Authors: Danika Mosher*, East Tennessee State University, Monica Yeliss Ayala, East Tennessee State University, April D. Bledsoe, East Tennessee State University, Mitchell S Ogden, East Tennessee State University, T. Andrew Joyner, East Tennessee State University, Ingrid E. Luffman, East Tennessee State University
Topics: Natural Resources, Agricultural Geography, Mountain Environments
Keywords: coffee, species distribution modeling, agroforestry, climate change, Central America, coffee rust
Session Type: Poster
Start / End Time: 8:00 AM / 9:40 AM
Room: Lincoln 2, Marriott, Exhibition Level
Presentation File: Download
Coffea arabica has far-reaching impacts on the societies of today by affecting the productivity of workers and the global economy. However, many issues threaten the strength of the coffee industry at its source: the growing regions. In Guatemala, a country where coffee-growing is a significant economic driver, climate change impacts farmers resulting in losses in crop yield and arable land. To mitigate these effects, species distribution modeling (SDM) can identify areas presently suitable for coffee growing and project suitability into the future using climate change projection models known as representative concentration pathways (RCPs).

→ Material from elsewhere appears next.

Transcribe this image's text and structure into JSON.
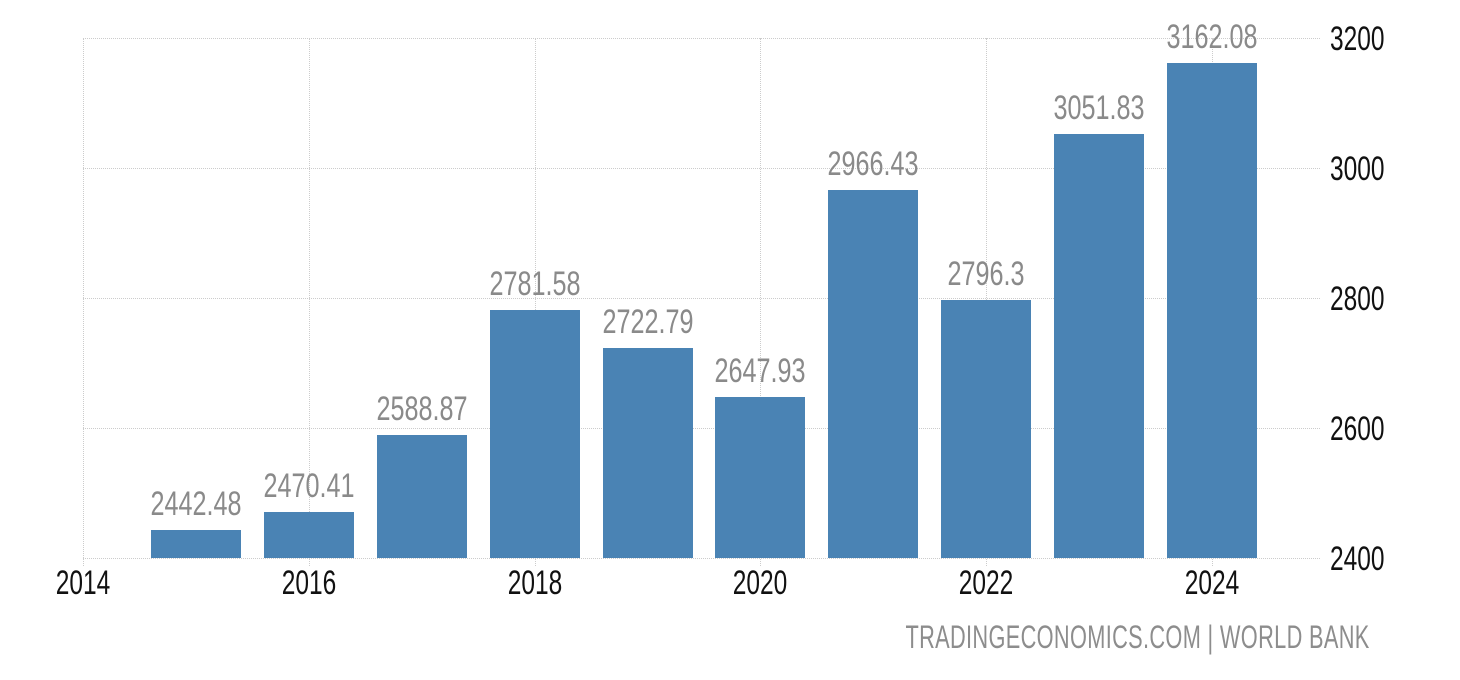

Along with determining the coffee plant suitability in Guatemala, the potential to apply sustainable agroforestry techniques must be considered. Introducing shade trees and alley cropping to farms has benefits, including added supplemental income and food as well as replenished soil nutrients. Comparison of present coffee plant distribution to future possible distribution alongside distribution for shade trees, such as Inga vera and Musa paradisiaca, can provide useful information for farm management and climate change mitigation.